Other stroke survivors suffered a deep depression in the beginning months of the pandemic. To have their world turned upside down again was a hard toll emotionally. They worked so hard after the stroke to find a routine or new normal that worked for them, only to have the pandemic upend their lives again. The abrupt change, not unlike when the stroke happened, was too much to bear.
Uncertainty and Fear
Kate Murphy wrote about the panemic in a recent New York Times article. She says, “Our brains are literally overburdened with all the uncertainty caused by the pandemic. Not only is there the seeming capriciousness of the virus, but we no longer have the routines that served as the familiar scaffolding of our lives.
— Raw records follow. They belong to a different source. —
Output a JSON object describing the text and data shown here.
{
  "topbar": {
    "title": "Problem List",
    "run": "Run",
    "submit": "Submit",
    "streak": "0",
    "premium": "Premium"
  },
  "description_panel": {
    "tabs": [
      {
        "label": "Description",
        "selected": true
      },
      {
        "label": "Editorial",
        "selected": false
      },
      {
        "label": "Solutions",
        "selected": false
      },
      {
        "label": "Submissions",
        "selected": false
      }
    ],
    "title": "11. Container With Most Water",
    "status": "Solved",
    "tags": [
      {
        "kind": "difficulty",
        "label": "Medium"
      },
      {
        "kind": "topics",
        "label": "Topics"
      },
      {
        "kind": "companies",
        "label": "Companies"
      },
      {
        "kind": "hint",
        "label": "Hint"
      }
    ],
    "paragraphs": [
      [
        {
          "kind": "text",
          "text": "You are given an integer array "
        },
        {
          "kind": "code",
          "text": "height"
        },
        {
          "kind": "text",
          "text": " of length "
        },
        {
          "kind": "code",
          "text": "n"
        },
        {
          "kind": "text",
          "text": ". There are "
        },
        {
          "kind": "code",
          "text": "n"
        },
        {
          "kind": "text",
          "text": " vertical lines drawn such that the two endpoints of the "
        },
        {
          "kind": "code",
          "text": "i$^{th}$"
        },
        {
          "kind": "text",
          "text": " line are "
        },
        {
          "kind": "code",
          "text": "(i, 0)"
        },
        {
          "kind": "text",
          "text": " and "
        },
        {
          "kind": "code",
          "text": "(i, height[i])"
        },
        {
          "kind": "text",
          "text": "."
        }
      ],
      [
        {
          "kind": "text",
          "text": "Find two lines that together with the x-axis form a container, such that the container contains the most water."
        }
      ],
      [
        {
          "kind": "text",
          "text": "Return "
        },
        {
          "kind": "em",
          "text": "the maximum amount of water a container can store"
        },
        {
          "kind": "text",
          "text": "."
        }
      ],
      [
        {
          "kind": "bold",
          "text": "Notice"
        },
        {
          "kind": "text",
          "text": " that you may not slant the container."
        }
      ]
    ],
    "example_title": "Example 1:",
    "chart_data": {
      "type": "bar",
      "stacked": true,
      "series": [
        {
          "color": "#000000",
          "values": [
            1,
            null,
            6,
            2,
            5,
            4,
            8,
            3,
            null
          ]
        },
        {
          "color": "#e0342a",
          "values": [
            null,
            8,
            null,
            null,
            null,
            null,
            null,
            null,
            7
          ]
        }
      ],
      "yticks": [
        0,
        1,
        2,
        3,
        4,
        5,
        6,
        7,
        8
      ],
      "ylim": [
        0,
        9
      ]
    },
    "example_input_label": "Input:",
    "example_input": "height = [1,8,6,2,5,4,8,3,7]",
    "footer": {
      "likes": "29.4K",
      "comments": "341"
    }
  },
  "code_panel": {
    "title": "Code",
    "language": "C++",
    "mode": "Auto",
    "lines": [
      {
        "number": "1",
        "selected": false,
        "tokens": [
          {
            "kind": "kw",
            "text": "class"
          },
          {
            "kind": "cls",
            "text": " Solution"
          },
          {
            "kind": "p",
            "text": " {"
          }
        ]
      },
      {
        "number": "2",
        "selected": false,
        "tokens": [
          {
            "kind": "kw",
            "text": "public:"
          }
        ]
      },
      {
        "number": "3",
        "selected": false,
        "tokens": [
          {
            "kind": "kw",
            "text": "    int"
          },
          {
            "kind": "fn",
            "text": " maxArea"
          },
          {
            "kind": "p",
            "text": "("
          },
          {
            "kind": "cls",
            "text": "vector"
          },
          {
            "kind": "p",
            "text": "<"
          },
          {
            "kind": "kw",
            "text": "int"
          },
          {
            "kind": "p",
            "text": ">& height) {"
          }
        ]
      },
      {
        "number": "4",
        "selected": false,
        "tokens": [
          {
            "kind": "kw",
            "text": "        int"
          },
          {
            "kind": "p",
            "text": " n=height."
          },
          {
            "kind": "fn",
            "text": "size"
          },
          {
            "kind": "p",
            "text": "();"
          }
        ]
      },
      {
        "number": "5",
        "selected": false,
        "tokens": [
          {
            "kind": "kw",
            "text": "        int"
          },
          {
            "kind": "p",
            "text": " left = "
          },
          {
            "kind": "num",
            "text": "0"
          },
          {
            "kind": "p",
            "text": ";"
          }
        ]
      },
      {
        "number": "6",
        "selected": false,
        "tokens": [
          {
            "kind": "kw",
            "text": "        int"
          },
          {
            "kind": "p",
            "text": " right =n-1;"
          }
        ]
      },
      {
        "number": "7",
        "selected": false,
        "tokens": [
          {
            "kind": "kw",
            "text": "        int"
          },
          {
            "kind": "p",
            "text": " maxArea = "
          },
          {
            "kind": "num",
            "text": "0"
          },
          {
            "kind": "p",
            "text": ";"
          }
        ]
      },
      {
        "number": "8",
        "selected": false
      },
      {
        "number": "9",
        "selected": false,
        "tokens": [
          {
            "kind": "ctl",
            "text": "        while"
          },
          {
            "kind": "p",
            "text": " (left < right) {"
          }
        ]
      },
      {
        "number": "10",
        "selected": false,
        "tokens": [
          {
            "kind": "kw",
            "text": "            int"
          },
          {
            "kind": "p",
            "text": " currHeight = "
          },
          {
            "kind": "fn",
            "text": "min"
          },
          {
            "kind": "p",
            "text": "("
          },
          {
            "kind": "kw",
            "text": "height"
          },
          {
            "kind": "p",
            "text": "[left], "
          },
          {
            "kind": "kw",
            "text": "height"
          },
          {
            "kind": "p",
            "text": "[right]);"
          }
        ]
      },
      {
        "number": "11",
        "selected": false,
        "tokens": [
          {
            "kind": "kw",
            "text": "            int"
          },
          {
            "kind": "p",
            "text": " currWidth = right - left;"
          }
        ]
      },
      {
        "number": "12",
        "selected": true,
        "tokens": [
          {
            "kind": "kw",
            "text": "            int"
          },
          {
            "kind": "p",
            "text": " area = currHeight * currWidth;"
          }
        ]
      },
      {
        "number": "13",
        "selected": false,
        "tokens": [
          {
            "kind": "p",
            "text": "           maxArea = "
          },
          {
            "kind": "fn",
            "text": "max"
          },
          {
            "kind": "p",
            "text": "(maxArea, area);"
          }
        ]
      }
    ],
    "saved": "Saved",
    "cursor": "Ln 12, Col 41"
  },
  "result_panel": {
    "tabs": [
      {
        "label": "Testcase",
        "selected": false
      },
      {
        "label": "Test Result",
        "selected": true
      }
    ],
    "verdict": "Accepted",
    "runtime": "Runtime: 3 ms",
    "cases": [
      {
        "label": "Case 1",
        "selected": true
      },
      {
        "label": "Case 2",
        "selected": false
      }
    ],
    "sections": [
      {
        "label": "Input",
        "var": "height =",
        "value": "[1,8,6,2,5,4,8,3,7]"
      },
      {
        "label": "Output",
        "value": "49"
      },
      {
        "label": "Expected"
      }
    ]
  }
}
Things we had already figured out and relegated to the brain’s autopilot function — going to work, visiting the gym, taking the kids to school, meeting friends for dinner, grocery shopping — now require serious thought and risk analysis.”
And for some people, a serious disruption to the routines that helped provide structure in their lives.
The article goes on to say, “It’s counterintuitive because we think of meaning in life as coming from these grandiose experiences,” said Samantha Heintzelman, an assistant professor of psychology at Rutgers University in Newark who studies the connection between routine behavior and happiness. “But it’s mundane routines that give us structure to help us pare things down and better navigate the world, which helps us make sense of things and feel that life has meaning.”
Returning to Routine
So, what have you lost in the pandemic that helped provide structure and meaning to your life? Perhaps you used to:
- exercise more
- attend church services
- socialize with neighbors
- have work or a hobby that pre-occupied your time
- read books
- create art.
How can you begin to establish routine again? Even if it looks a bit different from before the pandemic.
First, consider your pre-pandemic routine and those things that helped you to live better and feel better. What things did you used to do to boost your spirit or nurture your soul? What activities improved your mental well-being, or helped your physical health?
Then, pick one or two activities and decide when you will do those activities each day or each week. Make an intentional plan.
As Ms. Murphy writes, “The truth is that you cannot control what happens in life. But you can create a routine that gives your life a predictable rhythm and secure mooring.”